PIANO PER L’EDILIZIA ECONOMICA E POPOLARE (PEEP)

È assimilabile ad un piano particolareggiato di iniziativa pubblica che si rivolge alla costituzione di un patrimonio di
edilizia pubblica da locare attraverso fitti controllati; tutte le aree comprese vengono preliminarmente espropriate ed
urbanizzate dal comune, successivamente cedute in uso o in proprietà a soggetti abilitati a realizzare e gestire edilizia
di tipo “economico e popolare”: Iacp, cooperative, etc. etc; il soggetto attuatore di un Peep può anche essere un
soggetto privato assegnatario delle aree a mezzo di convenzione nelle quali tali soggetti si assumono impegni circa il
livello dei fitti o il prezzo di vendita.

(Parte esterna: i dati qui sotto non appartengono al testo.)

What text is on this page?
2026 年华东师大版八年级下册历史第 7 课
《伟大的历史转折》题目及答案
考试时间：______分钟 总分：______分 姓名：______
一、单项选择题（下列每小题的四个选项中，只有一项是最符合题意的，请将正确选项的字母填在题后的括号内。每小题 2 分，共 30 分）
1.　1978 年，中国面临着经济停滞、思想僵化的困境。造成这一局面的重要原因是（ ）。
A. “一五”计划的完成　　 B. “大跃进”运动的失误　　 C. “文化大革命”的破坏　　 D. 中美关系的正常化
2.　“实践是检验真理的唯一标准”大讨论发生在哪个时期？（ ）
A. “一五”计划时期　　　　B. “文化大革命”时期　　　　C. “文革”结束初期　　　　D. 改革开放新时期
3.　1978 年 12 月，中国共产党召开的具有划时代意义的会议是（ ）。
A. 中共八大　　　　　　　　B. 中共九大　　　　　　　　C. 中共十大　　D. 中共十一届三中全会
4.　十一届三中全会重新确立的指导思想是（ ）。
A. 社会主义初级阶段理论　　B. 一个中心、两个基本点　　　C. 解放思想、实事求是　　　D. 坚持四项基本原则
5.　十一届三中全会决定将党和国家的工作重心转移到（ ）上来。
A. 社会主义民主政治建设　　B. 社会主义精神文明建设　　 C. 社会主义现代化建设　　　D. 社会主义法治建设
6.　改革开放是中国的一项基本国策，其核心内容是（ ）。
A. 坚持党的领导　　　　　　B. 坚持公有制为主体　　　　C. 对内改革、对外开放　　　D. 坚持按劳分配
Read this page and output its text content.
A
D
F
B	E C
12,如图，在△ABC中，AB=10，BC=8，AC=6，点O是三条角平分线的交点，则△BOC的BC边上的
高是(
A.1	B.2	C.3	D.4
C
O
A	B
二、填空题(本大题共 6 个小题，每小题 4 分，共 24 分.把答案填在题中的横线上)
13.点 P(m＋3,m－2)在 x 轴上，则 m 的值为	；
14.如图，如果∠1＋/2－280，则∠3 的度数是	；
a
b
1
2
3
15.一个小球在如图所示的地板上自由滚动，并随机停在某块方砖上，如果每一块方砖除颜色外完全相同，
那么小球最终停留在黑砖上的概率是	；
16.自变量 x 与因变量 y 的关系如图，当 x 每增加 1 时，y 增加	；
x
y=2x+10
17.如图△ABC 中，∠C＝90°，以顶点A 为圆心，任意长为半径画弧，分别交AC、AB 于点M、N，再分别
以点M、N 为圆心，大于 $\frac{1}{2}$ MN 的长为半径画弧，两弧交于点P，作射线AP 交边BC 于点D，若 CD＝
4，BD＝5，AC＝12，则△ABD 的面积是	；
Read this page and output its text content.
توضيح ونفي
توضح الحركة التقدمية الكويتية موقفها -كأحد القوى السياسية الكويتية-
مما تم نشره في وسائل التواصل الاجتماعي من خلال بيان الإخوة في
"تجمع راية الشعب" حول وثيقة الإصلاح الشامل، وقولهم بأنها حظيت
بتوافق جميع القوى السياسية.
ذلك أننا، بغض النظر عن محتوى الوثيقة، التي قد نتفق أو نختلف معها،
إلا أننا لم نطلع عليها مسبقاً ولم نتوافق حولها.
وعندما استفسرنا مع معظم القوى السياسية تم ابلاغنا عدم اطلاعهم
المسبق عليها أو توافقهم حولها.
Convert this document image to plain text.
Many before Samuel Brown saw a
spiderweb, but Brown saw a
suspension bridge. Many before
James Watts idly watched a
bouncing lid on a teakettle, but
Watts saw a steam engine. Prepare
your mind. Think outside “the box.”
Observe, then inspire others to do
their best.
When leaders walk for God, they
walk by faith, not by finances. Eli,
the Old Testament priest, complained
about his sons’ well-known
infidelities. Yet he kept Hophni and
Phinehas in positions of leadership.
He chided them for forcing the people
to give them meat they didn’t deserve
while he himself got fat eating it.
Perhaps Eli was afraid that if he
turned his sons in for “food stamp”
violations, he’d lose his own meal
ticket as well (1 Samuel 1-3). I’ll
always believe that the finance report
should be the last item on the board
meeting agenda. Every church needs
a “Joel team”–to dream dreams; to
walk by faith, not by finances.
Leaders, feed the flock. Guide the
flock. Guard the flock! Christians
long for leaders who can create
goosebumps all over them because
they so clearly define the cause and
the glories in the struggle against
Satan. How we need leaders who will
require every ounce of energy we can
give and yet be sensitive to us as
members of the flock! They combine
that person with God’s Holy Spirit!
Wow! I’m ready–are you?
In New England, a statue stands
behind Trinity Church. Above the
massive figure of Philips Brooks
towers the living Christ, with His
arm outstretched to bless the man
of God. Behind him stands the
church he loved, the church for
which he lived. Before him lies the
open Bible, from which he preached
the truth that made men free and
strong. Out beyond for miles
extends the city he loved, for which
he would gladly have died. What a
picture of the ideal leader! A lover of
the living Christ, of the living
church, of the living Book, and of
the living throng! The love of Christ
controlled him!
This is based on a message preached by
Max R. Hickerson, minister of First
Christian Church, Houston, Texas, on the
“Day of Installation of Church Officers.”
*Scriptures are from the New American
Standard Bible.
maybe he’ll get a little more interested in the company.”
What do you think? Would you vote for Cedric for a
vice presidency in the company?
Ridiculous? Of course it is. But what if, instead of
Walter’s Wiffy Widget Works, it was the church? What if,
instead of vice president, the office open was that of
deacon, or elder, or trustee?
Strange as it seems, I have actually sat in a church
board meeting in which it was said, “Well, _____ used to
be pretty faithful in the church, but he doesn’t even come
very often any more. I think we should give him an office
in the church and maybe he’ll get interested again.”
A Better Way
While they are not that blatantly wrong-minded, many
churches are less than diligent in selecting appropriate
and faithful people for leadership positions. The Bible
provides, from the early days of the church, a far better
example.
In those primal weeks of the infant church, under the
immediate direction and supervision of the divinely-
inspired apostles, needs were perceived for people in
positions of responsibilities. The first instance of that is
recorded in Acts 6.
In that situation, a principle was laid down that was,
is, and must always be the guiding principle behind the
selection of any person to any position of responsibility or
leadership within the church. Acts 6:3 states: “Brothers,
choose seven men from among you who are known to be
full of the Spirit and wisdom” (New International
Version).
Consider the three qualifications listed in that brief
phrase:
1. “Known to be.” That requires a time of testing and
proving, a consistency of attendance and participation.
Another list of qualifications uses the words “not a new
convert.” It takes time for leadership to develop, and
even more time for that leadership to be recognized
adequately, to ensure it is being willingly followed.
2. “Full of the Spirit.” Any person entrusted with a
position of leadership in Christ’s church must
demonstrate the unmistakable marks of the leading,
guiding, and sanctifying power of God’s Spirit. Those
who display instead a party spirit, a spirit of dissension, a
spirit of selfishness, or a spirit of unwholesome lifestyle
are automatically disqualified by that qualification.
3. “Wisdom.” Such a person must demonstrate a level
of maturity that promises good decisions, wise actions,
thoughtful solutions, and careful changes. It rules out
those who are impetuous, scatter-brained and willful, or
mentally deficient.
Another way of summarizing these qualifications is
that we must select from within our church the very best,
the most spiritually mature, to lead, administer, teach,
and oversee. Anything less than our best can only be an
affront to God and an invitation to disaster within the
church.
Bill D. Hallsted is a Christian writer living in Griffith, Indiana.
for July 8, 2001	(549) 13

PIANO DI LOTTIZZAZIONE CONVENZIONATO

È assimilabile ad un piano particolareggiato ma se ne discosta per i seguenti aspetti:

- È di iniziativa privata attraverso un accordo tra i proprietari che lo propongono e il comune;


- Le aree per gli spazi pubblici vengono cedute gratuitamente al comune attraverso una convenzione
preliminare;
- Le opere di urbanizzazione primaria e una parte delle opere di urbanizzazione secondaria vengono realizzate
a carico dei privati.

PIANO DI RECUPERO

Si rivolge a realizzare dotazioni di edilizia economica e popolare attraverso azioni di recupero sul patrimonio edilizio
esistente, anche attraverso gli incentivi e le semplificazioni procedurali previste dalla legge 457/78; gli interventi
previsti possono essere di conservazione, risanamento, nuove costruzioni e realizzazione di servizi funzionali ad una
migliore utilizzazione dell’edilizia esistente; gli ambiti interessati possono essere singoli immobili, complessi edilizi,
isolati o aree di maggiore estensione fino a ricomprendere porzioni del centro storico.

PIANO OPERATIVO

È uno strumento facoltativo dell’amministrazione comunale che si riferisce alle porzioni di territorio urbano che il
piano strutturale destina a trasformazioni intensive da effettuarsi entro un quadriennio; i piani operativi definiscono
l’assetto particolareggiato degli ambiti di trasformazione previa valutazione tecnico-finanziaria della fattibilità delle
iniziative e forme di contrattazione con i soggetti interessati.

PEREQUAZIONE URBANISTICA

Pratica urbanistica seguita dalle amministrazioni per distribuire i diritti edificatori tra i proprietari nel modo più
razionale ed equo possibile; può essere attuata secondo due modalità:

- Spostamento dei diritti edificatori dei privati nell’ambito di “comparti” in maniera da conseguire estensioni di
aree da destinare a spazi pubblici più cospicue pur riconoscendo a ciascun proprietario il valore pro-quota
proporzionale alle superfici possedute;
- Spostamento dei diritti edificatori dei privati nell’ambito di contesti più ampi o dell’intero comune da definire
attraverso forme di contrattazione tra l’amministrazione comunale ed i privati.